By Robb M. Stewart
MELBOURNE, Australia--The sharp fall in energy prices could open
the door for Exxon Mobil Corp. (XOM) to pick up assets in
Australia, where the company continues to assess whether to develop
deeper gas fields in the Bass Strait.
The company is well position to consider a range of
opportunities that might come up, including assets that could be
bolted on to existing operations, Richard Owen, the chairman of
Exxon's Australian business, said Wednesday.
"It's a very interesting time in Australia because we'll see
what happens to a lot of the companies that have taken certain
positions based on price and what happens to them," he told
reporters in Melbourne.
Mr.

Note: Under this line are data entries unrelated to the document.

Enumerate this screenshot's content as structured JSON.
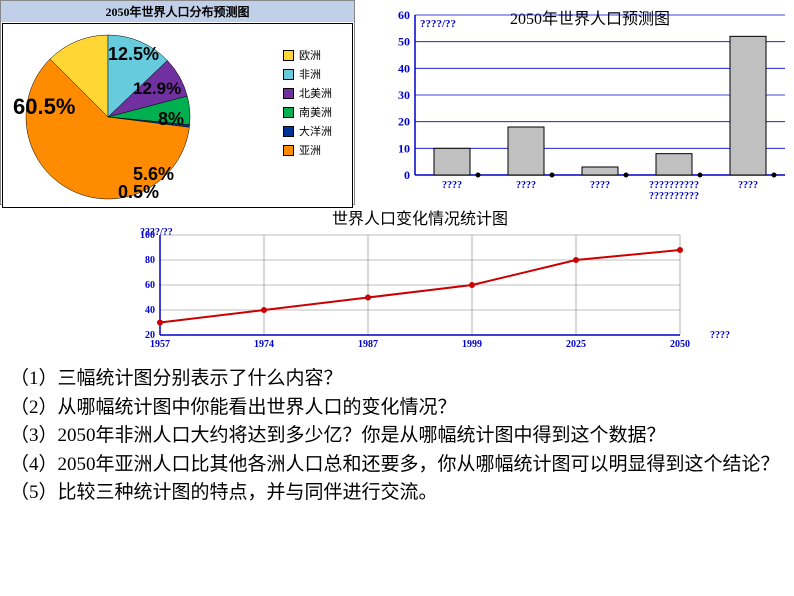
{
  "pie": {
    "title": "2050年世界人口分布预测图",
    "slices": [
      {
        "label": "欧洲",
        "value": 12.5,
        "color": "#ffd633"
      },
      {
        "label": "非洲",
        "value": 12.9,
        "color": "#66ccdd"
      },
      {
        "label": "北美洲",
        "value": 8,
        "color": "#7030a0"
      },
      {
        "label": "南美洲",
        "value": 5.6,
        "color": "#00b050"
      },
      {
        "label": "大洋洲",
        "value": 0.5,
        "color": "#003399"
      },
      {
        "label": "亚洲",
        "value": 60.5,
        "color": "#ff8c00"
      }
    ],
    "label_text": {
      "europe": "12.5%",
      "africa": "12.9%",
      "namer": "8%",
      "samer": "5.6%",
      "oceania": "0.5%",
      "asia": "60.5%"
    },
    "label_fontsize": 18,
    "background": "#ffffff",
    "title_bg": "#c0d0e8"
  },
  "bar": {
    "type": "bar",
    "title": "2050年世界人口预测图",
    "unit_label": "????/??",
    "categories": [
      "????",
      "????",
      "????",
      "??????????\n??????????",
      "????"
    ],
    "values": [
      10,
      18,
      3,
      8,
      52
    ],
    "ylim": [
      0,
      60
    ],
    "ytick_step": 10,
    "bar_color": "#c0c0c0",
    "bar_border": "#000000",
    "axis_color": "#0000cc",
    "tick_label_color": "#0000cc",
    "grid_color": "#0000cc",
    "title_fontsize": 16,
    "axis_fontsize": 11
  },
  "line": {
    "type": "line",
    "title": "世界人口变化情况统计图",
    "unit_label": "????/??",
    "x_end_label": "????",
    "x": [
      1957,
      1974,
      1987,
      1999,
      2025,
      2050
    ],
    "y": [
      30,
      40,
      50,
      60,
      80,
      88
    ],
    "ylim": [
      20,
      100
    ],
    "ytick_step": 20,
    "line_color": "#cc0000",
    "line_width": 2,
    "axis_color": "#0000cc",
    "grid_color": "#808080",
    "title_fontsize": 16,
    "axis_fontsize": 10
  },
  "questions": {
    "q1": "（1）三幅统计图分别表示了什么内容？",
    "q2": "（2）从哪幅统计图中你能看出世界人口的变化情况？",
    "q3": "（3）2050年非洲人口大约将达到多少亿？你是从哪幅统计图中得到这个数据？",
    "q4": "（4）2050年亚洲人口比其他各洲人口总和还要多，你从哪幅统计图可以明显得到这个结论？",
    "q5": "（5）比较三种统计图的特点，并与同伴进行交流。"
  }
}
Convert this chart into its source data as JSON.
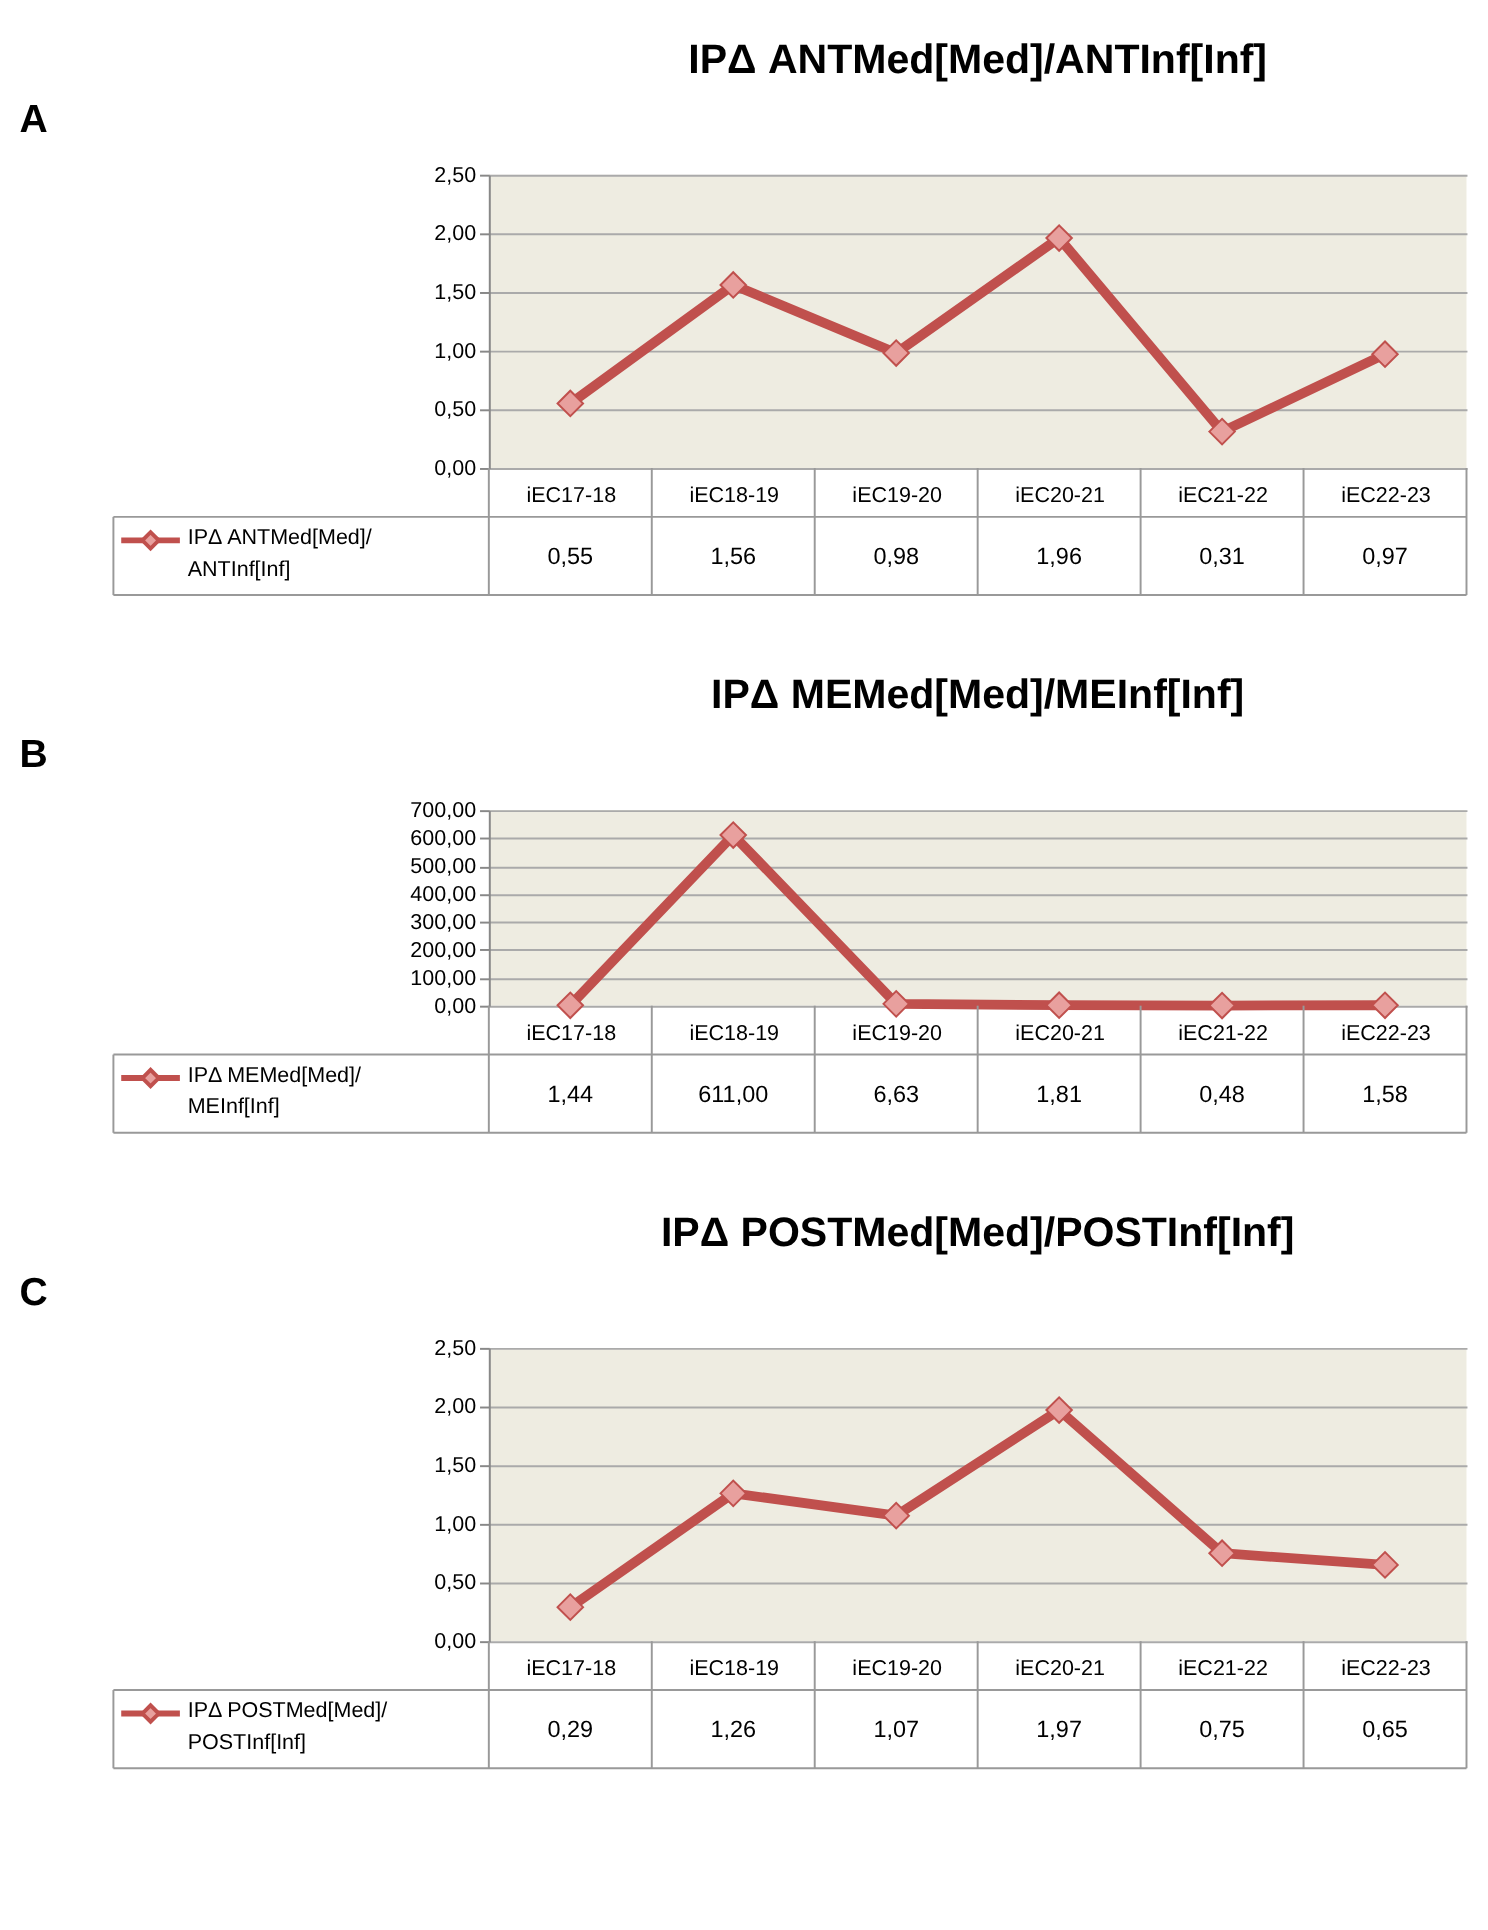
{
  "chart_data": [
    {
      "type": "line",
      "title": "IPΔ ANTMed[Med]/ANTInf[Inf]",
      "annotations": [
        "A"
      ],
      "categories": [
        "iEC17-18",
        "iEC18-19",
        "iEC19-20",
        "iEC20-21",
        "iEC21-22",
        "iEC22-23"
      ],
      "series": [
        {
          "name": "IPΔ ANTMed[Med]/ANTInf[Inf]",
          "color": "#c0504d",
          "values": [
            0.55,
            1.56,
            0.98,
            1.96,
            0.31,
            0.97
          ],
          "value_labels": [
            "0,55",
            "1,56",
            "0,98",
            "1,96",
            "0,31",
            "0,97"
          ]
        }
      ],
      "ylim": [
        0,
        2.5
      ],
      "yticks": [
        {
          "value": 0,
          "label": "0,00"
        },
        {
          "value": 0.5,
          "label": "0,50"
        },
        {
          "value": 1,
          "label": "1,00"
        },
        {
          "value": 1.5,
          "label": "1,50"
        },
        {
          "value": 2,
          "label": "2,00"
        },
        {
          "value": 2.5,
          "label": "2,50"
        }
      ],
      "grid": "y",
      "legend": "bottom",
      "marker": "diamond",
      "line_style": "solid"
    },
    {
      "type": "line",
      "title": "IPΔ MEMed[Med]/MEInf[Inf]",
      "annotations": [
        "B"
      ],
      "categories": [
        "iEC17-18",
        "iEC18-19",
        "iEC19-20",
        "iEC20-21",
        "iEC21-22",
        "iEC22-23"
      ],
      "series": [
        {
          "name": "IPΔ MEMed[Med]/MEInf[Inf]",
          "color": "#c0504d",
          "values": [
            1.44,
            611,
            6.63,
            1.81,
            0.48,
            1.58
          ],
          "value_labels": [
            "1,44",
            "611,00",
            "6,63",
            "1,81",
            "0,48",
            "1,58"
          ]
        }
      ],
      "ylim": [
        0,
        700
      ],
      "yticks": [
        {
          "value": 0,
          "label": "0,00"
        },
        {
          "value": 100,
          "label": "100,00"
        },
        {
          "value": 200,
          "label": "200,00"
        },
        {
          "value": 300,
          "label": "300,00"
        },
        {
          "value": 400,
          "label": "400,00"
        },
        {
          "value": 500,
          "label": "500,00"
        },
        {
          "value": 600,
          "label": "600,00"
        },
        {
          "value": 700,
          "label": "700,00"
        }
      ],
      "grid": "y",
      "legend": "bottom",
      "marker": "diamond",
      "line_style": "solid"
    },
    {
      "type": "line",
      "title": "IPΔ POSTMed[Med]/POSTInf[Inf]",
      "annotations": [
        "C"
      ],
      "categories": [
        "iEC17-18",
        "iEC18-19",
        "iEC19-20",
        "iEC20-21",
        "iEC21-22",
        "iEC22-23"
      ],
      "series": [
        {
          "name": "IPΔ POSTMed[Med]/POSTInf[Inf]",
          "color": "#c0504d",
          "values": [
            0.29,
            1.26,
            1.07,
            1.97,
            0.75,
            0.65
          ],
          "value_labels": [
            "0,29",
            "1,26",
            "1,07",
            "1,97",
            "0,75",
            "0,65"
          ]
        }
      ],
      "ylim": [
        0,
        2.5
      ],
      "yticks": [
        {
          "value": 0,
          "label": "0,00"
        },
        {
          "value": 0.5,
          "label": "0,50"
        },
        {
          "value": 1,
          "label": "1,00"
        },
        {
          "value": 1.5,
          "label": "1,50"
        },
        {
          "value": 2,
          "label": "2,00"
        },
        {
          "value": 2.5,
          "label": "2,50"
        }
      ],
      "grid": "y",
      "legend": "bottom",
      "marker": "diamond",
      "line_style": "solid"
    }
  ]
}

Owen said that at the moment gas markets were particularly
difficult to "read." All of the energy company's investments needed
to be regularly tested against a range of potential price outcomes,
he added.
In the Bass Strait off mainland Australia's south coast, where
Exxon's Esso unit and BHP Billiton Ltd. (BHP.AU) began drilling in
1965, future gas reservoirs are more expensive to develop since
they are smaller, deeper and have higher levels of impurities. That
makes any decision on development more dependent on the price for
the fuel and on developing technologies, although Mr. Owen said the
value of gas had risen over the years the company has been
operating in the Strait as global demand has grown.